Offering products customers want and giving them a good experience is a form of marketing for the company. Annie Young-Scrivner, global CMO, calls the customer experience "moments of connection" -- those few minutes the company has with its customers, which can make or break how customers feel. "We have one moment to make [the customer's] day," said Ms. Young-Scrivner. She added that listening to and engaging with customers "has allowed us to stay very fresh" on customer needs with the help of sites such as MyStarbucksIdea, a forum where customers can make suggestions.
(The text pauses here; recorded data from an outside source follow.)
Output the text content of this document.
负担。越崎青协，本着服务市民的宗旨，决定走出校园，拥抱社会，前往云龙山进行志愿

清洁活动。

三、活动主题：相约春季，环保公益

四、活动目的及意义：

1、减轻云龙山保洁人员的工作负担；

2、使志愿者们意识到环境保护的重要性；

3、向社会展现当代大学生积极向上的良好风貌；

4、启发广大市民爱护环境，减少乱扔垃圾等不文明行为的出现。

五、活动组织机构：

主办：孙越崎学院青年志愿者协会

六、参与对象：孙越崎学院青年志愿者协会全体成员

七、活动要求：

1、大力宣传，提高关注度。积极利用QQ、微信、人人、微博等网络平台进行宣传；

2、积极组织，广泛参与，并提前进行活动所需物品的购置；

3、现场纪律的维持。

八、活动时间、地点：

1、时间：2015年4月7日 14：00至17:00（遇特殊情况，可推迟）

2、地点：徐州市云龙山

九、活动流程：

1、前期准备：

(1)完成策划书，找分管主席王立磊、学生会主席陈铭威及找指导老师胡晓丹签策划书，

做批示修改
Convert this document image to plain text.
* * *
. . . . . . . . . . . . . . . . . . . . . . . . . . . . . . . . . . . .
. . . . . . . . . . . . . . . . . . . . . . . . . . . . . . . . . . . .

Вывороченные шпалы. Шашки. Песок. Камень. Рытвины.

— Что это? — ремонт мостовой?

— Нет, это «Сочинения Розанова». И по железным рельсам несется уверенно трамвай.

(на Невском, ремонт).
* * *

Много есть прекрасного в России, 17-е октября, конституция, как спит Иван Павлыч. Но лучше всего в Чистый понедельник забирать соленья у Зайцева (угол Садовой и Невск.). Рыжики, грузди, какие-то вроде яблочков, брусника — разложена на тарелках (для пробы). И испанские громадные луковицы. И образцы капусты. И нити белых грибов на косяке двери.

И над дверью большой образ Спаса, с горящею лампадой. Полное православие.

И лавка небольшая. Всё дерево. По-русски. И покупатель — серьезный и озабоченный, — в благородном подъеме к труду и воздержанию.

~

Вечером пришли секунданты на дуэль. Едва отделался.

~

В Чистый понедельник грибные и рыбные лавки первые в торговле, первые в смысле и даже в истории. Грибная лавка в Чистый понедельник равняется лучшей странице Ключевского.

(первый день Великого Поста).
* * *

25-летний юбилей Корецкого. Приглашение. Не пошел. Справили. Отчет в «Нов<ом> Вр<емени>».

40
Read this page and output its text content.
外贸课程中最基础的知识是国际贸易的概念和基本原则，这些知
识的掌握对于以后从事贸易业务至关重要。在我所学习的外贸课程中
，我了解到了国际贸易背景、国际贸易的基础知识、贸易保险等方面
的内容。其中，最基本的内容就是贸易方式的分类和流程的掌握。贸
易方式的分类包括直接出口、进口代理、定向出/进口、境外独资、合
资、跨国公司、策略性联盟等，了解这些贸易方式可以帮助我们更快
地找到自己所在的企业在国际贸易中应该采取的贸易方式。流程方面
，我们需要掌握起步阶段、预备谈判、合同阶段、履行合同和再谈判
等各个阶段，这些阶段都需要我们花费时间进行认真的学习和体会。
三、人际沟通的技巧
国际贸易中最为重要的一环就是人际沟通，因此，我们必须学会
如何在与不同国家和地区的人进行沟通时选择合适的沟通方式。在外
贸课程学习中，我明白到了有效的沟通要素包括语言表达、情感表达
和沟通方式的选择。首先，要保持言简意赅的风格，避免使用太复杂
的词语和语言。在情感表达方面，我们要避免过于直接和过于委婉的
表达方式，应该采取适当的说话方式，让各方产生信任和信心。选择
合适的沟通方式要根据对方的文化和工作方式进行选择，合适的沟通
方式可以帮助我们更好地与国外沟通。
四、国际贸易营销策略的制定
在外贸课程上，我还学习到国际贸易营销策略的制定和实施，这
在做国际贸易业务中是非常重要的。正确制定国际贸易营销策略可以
Although Starbucks in 2010 doubled its spending, according to Kantar, it still only spent $97.6 million -- just about 1% of the chain's system-wide U.S. sales. In the first half of this year, it allocated $14.8 million for TV out of a total of $51.8 million, and the upcoming January launch of blonde coffee will include national TV advertising along with digital and social media.

Starbucks agencies are creative shop BBDO, which it's been with since late 2008, media agency PHD, both of New York, and digital shop Blast Radius, Vancouver.

Marketing initiatives this year include social-media efforts and advertising for Frappuccino -- which the company said has been the most engaging product on Facebook in the last year -- as well as a digital scavenger hunt featuring Lady Gaga. The chain also promoted its 40th anniversary with, among other things, MyStarbucksSignature, a website that lets customers create customized drinks.